"But day before yesterday—no, yesterday morning—I saw a young Frenchwoman——"
"A black-eyed gal wid two long braids and wan small Injin? Sure, Oi know the wan you mane. Her man, Injin Pete, died a month ago, some two days after they come to the shack."
"But where is she now?" asked Mabel.
"Lord love ye," returned Mrs. Malony, "how wud Oi be after knowin'? She came and she wint, like the rest av thim."
"There was a man—not a gentleman and not exactly a tramp—talking to her yesterday. Perhaps you know where he is. I couldn't find anybody."

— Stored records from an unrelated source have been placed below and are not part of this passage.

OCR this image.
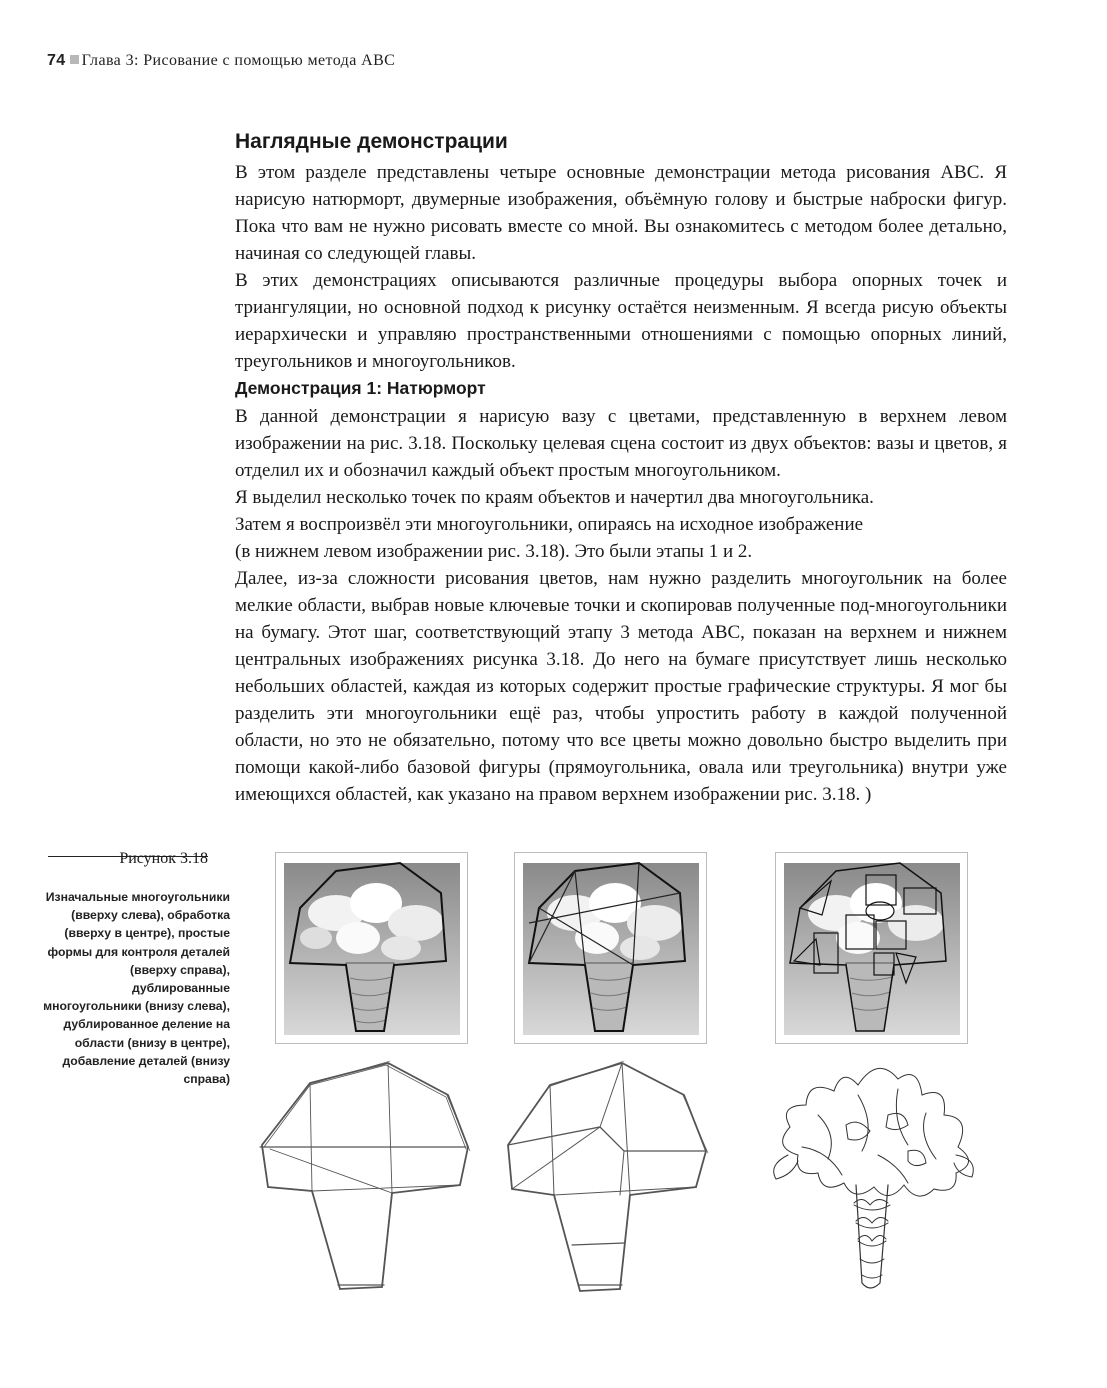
74 Глава 3: Рисование с помощью метода ABC
Наглядные демонстрации

В этом разделе представлены четыре основные демонстрации метода рисования ABC. Я нарисую натюрморт, двумерные изображения, объёмную голову и быстрые наброски фигур. Пока что вам не нужно рисовать вместе со мной. Вы ознакомитесь с методом более детально, начиная со следующей главы.

В этих демонстрациях описываются различные процедуры выбора опорных точек и триангуляции, но основной подход к рисунку остаётся неизменным. Я всегда рисую объекты иерархически и управляю пространственными отношениями с помощью опорных линий, треугольников и многоугольников.

Демонстрация 1: Натюрморт

В данной демонстрации я нарисую вазу с цветами, представленную в верхнем левом изображении на рис. 3.18. Поскольку целевая сцена состоит из двух объектов: вазы и цветов, я отделил их и обозначил каждый объект простым многоугольником.

Я выделил несколько точек по краям объектов и начертил два многоугольника.

Затем я воспроизвёл эти многоугольники, опираясь на исходное изображение

(в нижнем левом изображении рис. 3.18). Это были этапы 1 и 2.

Далее, из-за сложности рисования цветов, нам нужно разделить многоугольник на более мелкие области, выбрав новые ключевые точки и скопировав полученные под-многоугольники на бумагу. Этот шаг, соответствующий этапу 3 метода ABC, показан на верхнем и нижнем центральных изображениях рисунка 3.18. До него на бумаге присутствует лишь несколько небольших областей, каждая из которых содержит простые графические структуры. Я мог бы разделить эти многоугольники ещё раз, чтобы упростить работу в каждой полученной области, но это не обязательно, потому что все цветы можно довольно быстро выделить при помощи какой-либо базовой фигуры (прямоугольника, овала или треугольника) внутри уже имеющихся областей, как указано на правом верхнем изображении рис. 3.18. )

Рисунок 3.18
Изначальные многоугольники (вверху слева), обработка (вверху в центре), простые формы для контроля деталей (вверху справа), дублированные многоугольники (внизу слева), дублированное деление на области (внизу в центре), добавление деталей (внизу справа)
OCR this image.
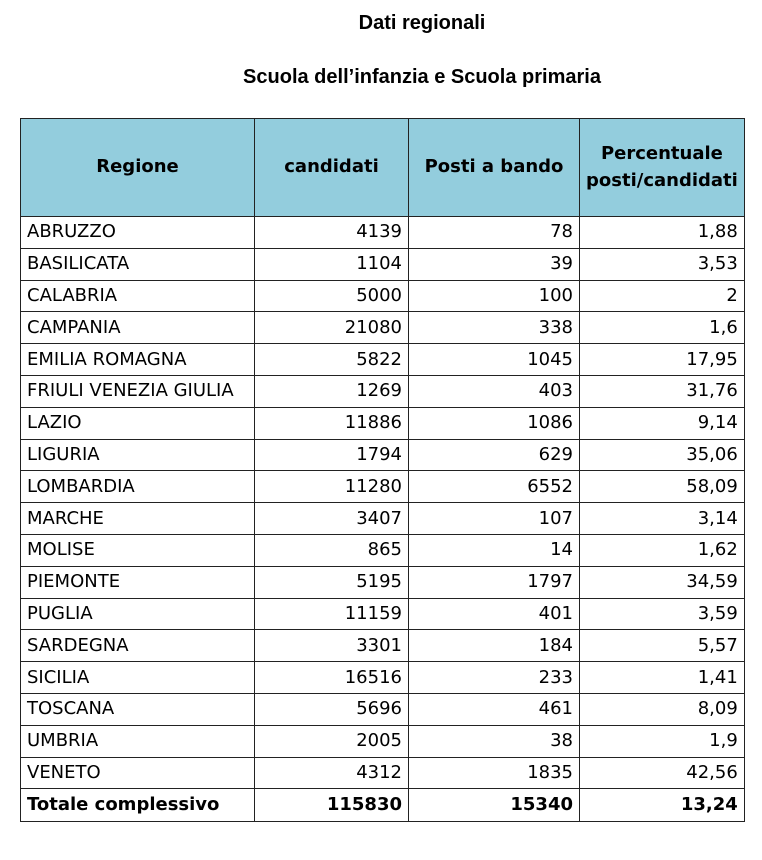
Dati regionali
Scuola dell’infanzia e Scuola primaria
Regione	candidati	Posti a bando	Percentuale posti/candidati
ABRUZZO	4139	78	1,88
BASILICATA	1104	39	3,53
CALABRIA	5000	100	2
CAMPANIA	21080	338	1,6
EMILIA ROMAGNA	5822	1045	17,95
FRIULI VENEZIA GIULIA	1269	403	31,76
LAZIO	11886	1086	9,14
LIGURIA	1794	629	35,06
LOMBARDIA	11280	6552	58,09
MARCHE	3407	107	3,14
MOLISE	865	14	1,62
PIEMONTE	5195	1797	34,59
PUGLIA	11159	401	3,59
SARDEGNA	3301	184	5,57
SICILIA	16516	233	1,41
TOSCANA	5696	461	8,09
UMBRIA	2005	38	1,9
VENETO	4312	1835	42,56
Totale complessivo	115830	15340	13,24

"Depind upon it," said Mrs. Malony, easily, "she's gone wid him. She's Mrs. Somebody Else by now, and good riddance to the pair av thim."
"But," objected Mabel, drawing the branches of a small shrub aside and disclosing Rosa Marie sprawling on the ground behind it, "she left her baby."
"The Nation, she did!" gasped Mrs. Malony, for once surprised out of her serenity. "Wud ye think of thot, now!"
"I've been thinking of it," returned Mabel, miserably. "And I don't know what in the world to do. You see, she left the baby with me."
"Take her home wid ye," advised Mrs. Malony, hastily; so hastily that it looked as if the Irishwoman feared that she might be asked to mother Rosa Marie. "I'll kape an eye on the shack for ye. If that good-for-nothin' black-haired wan comes back, Oi'll be up wid the news in two shakes of a dead lamb's tail, so Oi will. In the mane toime, be a mother to thot innocent babe yourself. She needs wan if iver a choild did."